Even though I was finally living away from my father, I didn’t exactly have freedom. Money, that was freedom. Saturdays I went to the mall, where every storefront showed me what I couldn’t have. Whole hallways of forbidden wants that circled back on themselves, the escalators looping infinitely. Like other kids doing weekend school activities, I wore my uniform—my way of leveling the field—while always keeping that golden bracelet prominent, intimating, as Pinky might have said, more.

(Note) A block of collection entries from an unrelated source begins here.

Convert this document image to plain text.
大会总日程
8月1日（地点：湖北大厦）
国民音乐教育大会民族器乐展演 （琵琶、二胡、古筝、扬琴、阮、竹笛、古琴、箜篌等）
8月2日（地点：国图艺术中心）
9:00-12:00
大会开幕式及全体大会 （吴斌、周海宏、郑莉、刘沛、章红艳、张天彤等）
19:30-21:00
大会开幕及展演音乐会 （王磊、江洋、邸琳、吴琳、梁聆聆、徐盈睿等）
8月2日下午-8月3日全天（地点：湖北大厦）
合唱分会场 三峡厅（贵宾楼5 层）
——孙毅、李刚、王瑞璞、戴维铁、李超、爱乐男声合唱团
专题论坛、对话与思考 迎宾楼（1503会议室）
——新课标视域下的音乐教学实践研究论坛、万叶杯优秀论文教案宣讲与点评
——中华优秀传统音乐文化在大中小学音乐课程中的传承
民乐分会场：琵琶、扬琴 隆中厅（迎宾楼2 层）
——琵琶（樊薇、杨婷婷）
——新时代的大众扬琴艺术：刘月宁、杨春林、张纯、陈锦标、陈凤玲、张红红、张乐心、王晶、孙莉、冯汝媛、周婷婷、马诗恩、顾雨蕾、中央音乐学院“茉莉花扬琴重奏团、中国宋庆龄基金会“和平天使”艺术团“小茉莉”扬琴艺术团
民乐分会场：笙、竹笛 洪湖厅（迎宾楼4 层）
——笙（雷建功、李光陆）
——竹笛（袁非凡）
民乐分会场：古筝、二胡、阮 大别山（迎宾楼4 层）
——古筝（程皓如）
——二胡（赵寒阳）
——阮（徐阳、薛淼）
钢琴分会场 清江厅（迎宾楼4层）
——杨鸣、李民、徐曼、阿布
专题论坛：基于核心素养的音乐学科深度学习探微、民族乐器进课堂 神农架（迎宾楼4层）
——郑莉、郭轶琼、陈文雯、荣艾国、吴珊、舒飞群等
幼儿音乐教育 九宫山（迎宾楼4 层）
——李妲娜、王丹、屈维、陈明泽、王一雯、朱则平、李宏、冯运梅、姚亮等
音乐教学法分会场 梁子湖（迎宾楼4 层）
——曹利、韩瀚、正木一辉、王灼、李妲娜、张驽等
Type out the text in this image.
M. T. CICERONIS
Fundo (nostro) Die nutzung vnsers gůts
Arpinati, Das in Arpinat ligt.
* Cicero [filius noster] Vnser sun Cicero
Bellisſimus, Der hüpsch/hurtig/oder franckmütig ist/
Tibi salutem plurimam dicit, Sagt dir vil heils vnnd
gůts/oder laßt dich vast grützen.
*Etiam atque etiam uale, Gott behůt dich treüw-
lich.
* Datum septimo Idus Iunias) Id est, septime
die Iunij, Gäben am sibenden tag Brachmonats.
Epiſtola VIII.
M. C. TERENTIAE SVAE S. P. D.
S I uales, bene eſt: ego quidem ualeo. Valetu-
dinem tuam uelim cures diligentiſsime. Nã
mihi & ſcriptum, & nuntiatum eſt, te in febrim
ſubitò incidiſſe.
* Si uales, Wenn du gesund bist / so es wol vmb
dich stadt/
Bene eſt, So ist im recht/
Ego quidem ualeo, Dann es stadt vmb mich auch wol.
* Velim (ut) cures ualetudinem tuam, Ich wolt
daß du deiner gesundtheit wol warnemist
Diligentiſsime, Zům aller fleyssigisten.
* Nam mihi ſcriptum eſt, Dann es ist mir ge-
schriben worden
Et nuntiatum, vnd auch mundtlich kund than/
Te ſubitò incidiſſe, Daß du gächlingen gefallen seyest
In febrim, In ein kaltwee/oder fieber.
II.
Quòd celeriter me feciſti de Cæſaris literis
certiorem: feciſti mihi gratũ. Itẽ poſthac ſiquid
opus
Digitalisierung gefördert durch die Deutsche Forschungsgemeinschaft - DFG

Pinky was always gone on Saturday. Of course, I went through her room. Maybe she expected it. I put on her bathrobe. But what looked like ivory on her was only yellow fuzz against my skin. I tested my way around the workshop of her makeup table. In a chest under the bed she had a collection of odd clothing. Leather jackets studded with rhinestones, sequined suits, belts laced with seed beads, rings of gaudy semiprecious stones. The clothes looked large for Pinky. Of her family she’d only mentioned her dead father, whom she called a magician. She’d said he was a master at possessing the dead. Only after he died, Pinky felt that, actually, it had been she that he possessed.

On Sundays Pinky dressed me in her old clothes and we revisited the places she had been with Pradit. She ate everything she hadn’t the night before. It was her own magic, the bottomless hat of her appetite.

First the food was familiar. Shrimp and popping mushrooms in the herbed richness of tom yam. Fatty Hainanese chicken rice. Stir-fried pickled mustard greens with eggs, side of stewed pork knuckle. But soon we moved on to pink fish (salmon, she told me) served almost raw, tossed in lime and chili, curing white at the edges, slipping around my mouth like a second tongue. We ate sea urchin right out of its prickly shell, a fort of black spines, each of which, Pinky said, studying my reaction, was poisonous. I held the flesh in my mouth, tasting first brine and then, underneath, a sweetness.

These meals were also her stage for unveiling Pradit’s gifts. She had the right showmanship to pull this off in a restaurant, drawing attention from the waiters, irritation from other diners. It embarrassed me that she took up so much space when the city was about the opposite. Always, she deprecated his gifts. There were perfumes in bottles cut to glimmer like jewels (“stuffy”), opalescent pearls (“fish scum”), and flower bouquets (“vulgar” or “short-lived”). Then, having unveiled them, having gauged their effect on the public, she made the gifts disappear.